Investigating the Cost of Anonymity on Dynamic Networks

In this paper we study the difficulty of counting nodes in a synchronous dynamic network where nodes share the same identifier, they communicate by using a broadcast with unlimited bandwidth and, at each synchronous round, network topology may change. To count in such setting, it has been shown that the presence of a leader is necessary.
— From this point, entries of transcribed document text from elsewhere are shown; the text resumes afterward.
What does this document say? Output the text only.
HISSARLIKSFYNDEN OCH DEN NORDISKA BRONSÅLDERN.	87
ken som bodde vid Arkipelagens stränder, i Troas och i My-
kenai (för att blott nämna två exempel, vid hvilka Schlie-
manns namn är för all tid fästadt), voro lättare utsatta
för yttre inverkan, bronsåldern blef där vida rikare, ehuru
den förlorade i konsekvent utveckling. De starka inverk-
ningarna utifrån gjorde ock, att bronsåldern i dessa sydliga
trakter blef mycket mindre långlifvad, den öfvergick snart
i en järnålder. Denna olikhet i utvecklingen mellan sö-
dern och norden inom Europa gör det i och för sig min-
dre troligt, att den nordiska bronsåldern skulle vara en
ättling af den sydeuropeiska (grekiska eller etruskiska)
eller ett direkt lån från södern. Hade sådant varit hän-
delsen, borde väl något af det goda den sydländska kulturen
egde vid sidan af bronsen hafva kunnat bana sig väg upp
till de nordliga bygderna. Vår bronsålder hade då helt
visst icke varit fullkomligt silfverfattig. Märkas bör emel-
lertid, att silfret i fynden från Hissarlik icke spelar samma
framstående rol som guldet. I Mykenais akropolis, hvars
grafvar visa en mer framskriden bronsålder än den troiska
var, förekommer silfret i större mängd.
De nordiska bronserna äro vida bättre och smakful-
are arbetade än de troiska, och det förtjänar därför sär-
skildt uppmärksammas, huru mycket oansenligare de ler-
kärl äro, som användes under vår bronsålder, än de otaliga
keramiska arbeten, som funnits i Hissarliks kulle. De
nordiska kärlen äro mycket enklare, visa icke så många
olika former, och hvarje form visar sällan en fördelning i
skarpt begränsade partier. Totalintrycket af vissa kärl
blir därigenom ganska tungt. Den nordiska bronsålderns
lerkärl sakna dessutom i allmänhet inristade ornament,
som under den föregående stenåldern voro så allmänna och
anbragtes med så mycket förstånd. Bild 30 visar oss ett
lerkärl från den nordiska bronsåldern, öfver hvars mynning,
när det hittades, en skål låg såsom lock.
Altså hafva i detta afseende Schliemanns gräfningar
We focus on a particularly interesting subset of dynamic networks, namely \textit{Persistent Distance} - ${\cal G}($PD$)_{h}$, in which each node has a fixed distance from the leader across rounds and such distance is at most $h$. In these networks the dynamic diameter $D$ is at most $2h$. We prove the number of rounds for counting in ${\cal G}($PD$)_{2}$ is at least logarithmic with respect to the network size $|V|$. Thanks to this result, we show that counting on any dynamic anonymous network with $D$ constant w.r.t. $|V|$ takes at least $D+ \Omega(\text{log}\, |V| )$ rounds where $\Omega(\text{log}\, |V|)$ represents the additional cost to be payed for handling anonymity. At the best of our knowledge this is the fist non trivial, i.e. different from $\Omega(D)$, lower bounds on counting in anonymous interval connected networks with broadcast and unlimited bandwith.